Pada periode pra operasi, perawatan harus dilakukan ketika menempatkan tabung enterik
Gambar. 2 Radiografi frontal dada dan perut pada pria yang baru lahir dengan atresia esofagus. Perutnya tidak mengandung gas, tabung nasoenterik
berakhir di kantong esofagus bagian atas (panah hitam) dan lumbal hemivertebra (panah putih) dicatat. saat melakukan “celah-o-gram”
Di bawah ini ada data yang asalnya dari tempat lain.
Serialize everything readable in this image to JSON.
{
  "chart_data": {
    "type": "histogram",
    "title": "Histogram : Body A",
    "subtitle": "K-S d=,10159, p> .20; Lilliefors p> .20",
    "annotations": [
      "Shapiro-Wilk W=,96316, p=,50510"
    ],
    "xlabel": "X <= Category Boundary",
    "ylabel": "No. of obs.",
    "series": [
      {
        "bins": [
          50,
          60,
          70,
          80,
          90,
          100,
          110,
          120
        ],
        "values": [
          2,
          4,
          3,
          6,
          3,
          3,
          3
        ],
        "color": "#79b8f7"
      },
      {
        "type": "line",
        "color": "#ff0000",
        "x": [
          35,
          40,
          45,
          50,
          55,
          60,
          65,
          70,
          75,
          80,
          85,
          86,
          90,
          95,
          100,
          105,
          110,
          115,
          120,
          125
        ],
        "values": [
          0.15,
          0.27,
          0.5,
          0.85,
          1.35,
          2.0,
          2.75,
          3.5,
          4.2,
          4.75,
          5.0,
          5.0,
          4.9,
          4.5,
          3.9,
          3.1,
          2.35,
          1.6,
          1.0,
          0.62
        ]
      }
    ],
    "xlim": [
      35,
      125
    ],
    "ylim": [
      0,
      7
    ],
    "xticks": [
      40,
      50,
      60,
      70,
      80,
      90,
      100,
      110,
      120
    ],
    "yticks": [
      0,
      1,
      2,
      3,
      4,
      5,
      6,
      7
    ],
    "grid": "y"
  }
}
esophagram karena rapuhnya kantong esofagus dan resiko perforasi iatrogenik.
Temuan yang diharapkan setelah Tahap I
Tahap I dari proses Foker melibatkan torakotomi, penempatan klip bedah pada akhir setiap segmen esofagus untuk bertindak
sebagai penanda radiografi dan penempatan jahitan traksi yang externalizedtolengtheningapparatuses onthe kulit ( Gambar
1 dan 4 ). Ketegangan diinduksi secara berkala dengan menambahkan tubing kateter ke aparatus yang memanjang.
Pertumbuhan Terserang dipantau pada radiografi dada serial (Gbr. 5) dengan melacak posisi klip dan “celah-o-gram”
esophagrams (Gbr. 6) dengan melacak posisi lumen esofagus opacifier.
Komplikasi setelah Tahap I
Komplikasi yang terjadi setelah Tahap I mungkin termasuk kebocoran segmen esofagus, empiema dan / atau abses. Pasien
dibius
470
Pediatr Radiol (2014) 44:467–475
Gambar 3 Esophagram “ gap-o-gram ” presurgikal pada anak laki-laki berusia 2 hari dengan atresia esofagus. Intraoperatif “celah-o-gram”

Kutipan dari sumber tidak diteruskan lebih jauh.